Gerardo Rodríguez (*)

El sistema económico imperante, el capitalismo, convertido en hegemónico desde hace décadas, genera una crisis tras otra hasta llevarnos, si no lo evitamos, a la gran crisis final y definitiva que se vislumbra cuando ya se hayan agotado todos los recursos de que dispone nuestro limitado mundo y cuando la devastación que quede a su paso no permita más que gestionar la miseria, democráticamente repartida, que heredarán nuestros descendientes. Los más conscientes  ya comienzan a pedirnos cuentas, veremos qué argumentos presentarán los ideólogos neoliberales que han seguido apostando por el capital como valor supremo, pues todo está tasado en un precio, independientemente del valor que tenga cada cosa.

En un libro de reciente aparición del que solo he podido leer un extracto (“Habitar y gobernar. Inspiraciones para una concepción política”)  Amador Fernández-Savater analiza nuestra época, donde la Gran Política ha quedado reducida a Gran Gestión. Tanto desde la derecha como desgraciadamente desde la izquierda, todos los actores políticos nos prometen gestionar mejor nuestros problemas, pero gestionar es lo contrario de la transformación social, política y económica y no hay transformación más radical que la revolucionaria.
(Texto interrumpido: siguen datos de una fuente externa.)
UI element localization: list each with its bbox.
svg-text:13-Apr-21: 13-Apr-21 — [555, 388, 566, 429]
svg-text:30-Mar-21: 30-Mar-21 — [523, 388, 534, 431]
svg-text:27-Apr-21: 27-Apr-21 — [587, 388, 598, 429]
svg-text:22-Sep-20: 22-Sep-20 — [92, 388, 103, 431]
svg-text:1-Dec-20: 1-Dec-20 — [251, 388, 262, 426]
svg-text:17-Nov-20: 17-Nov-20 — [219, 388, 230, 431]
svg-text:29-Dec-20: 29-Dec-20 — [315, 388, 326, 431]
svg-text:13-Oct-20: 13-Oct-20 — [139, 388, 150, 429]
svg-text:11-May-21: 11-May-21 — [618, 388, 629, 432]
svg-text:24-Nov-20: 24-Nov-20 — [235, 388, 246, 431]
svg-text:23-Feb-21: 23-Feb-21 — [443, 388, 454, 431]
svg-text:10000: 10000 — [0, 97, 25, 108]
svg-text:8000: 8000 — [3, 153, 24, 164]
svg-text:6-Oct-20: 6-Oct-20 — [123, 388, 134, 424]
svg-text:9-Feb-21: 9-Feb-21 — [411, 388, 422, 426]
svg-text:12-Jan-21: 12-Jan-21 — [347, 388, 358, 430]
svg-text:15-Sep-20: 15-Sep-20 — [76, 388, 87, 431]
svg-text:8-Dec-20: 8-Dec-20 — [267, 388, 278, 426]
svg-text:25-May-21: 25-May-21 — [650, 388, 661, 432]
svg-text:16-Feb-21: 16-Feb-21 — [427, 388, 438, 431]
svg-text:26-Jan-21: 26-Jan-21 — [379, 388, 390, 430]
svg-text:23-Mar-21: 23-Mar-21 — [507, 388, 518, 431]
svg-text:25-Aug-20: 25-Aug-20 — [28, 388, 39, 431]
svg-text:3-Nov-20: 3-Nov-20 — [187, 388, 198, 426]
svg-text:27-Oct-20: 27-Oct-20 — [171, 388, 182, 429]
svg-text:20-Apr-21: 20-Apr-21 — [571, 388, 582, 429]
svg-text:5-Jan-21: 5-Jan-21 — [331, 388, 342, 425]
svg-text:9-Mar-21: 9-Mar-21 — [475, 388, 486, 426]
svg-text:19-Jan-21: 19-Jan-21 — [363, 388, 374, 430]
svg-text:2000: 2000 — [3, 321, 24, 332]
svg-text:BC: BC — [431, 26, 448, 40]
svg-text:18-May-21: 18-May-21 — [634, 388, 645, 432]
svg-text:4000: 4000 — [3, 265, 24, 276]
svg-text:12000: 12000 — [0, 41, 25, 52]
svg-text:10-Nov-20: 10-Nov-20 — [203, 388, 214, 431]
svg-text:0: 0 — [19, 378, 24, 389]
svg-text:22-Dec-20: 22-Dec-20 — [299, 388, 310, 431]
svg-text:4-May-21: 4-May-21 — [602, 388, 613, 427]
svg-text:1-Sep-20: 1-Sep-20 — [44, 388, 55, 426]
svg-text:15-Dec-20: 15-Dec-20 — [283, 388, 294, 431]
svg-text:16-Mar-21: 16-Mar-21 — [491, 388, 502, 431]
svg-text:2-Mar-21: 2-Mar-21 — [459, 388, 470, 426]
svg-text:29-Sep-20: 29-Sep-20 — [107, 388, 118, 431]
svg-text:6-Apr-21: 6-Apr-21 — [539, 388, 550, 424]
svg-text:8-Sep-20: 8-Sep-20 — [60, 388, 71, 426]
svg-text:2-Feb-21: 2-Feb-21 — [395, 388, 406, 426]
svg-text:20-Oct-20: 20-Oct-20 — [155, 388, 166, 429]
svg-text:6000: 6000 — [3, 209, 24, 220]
Invocar la palabra “Revolución” tampoco tiene la fuerza de otros tiempos y, posiblemente, se haya fosilizado en nuestro imaginario colectivo aunque no haya desaparecido su carga emotiva, habría que darle el beso que la devuelva a la vida, como a la bella durmiente. Al mismo tiempo deberíamos recuperar también un relato sugerente que abogue por un nuevo tiempo, un relato con el que nos identifiquemos en el análisis y las soluciones, un relato hasta cierto punto utópico.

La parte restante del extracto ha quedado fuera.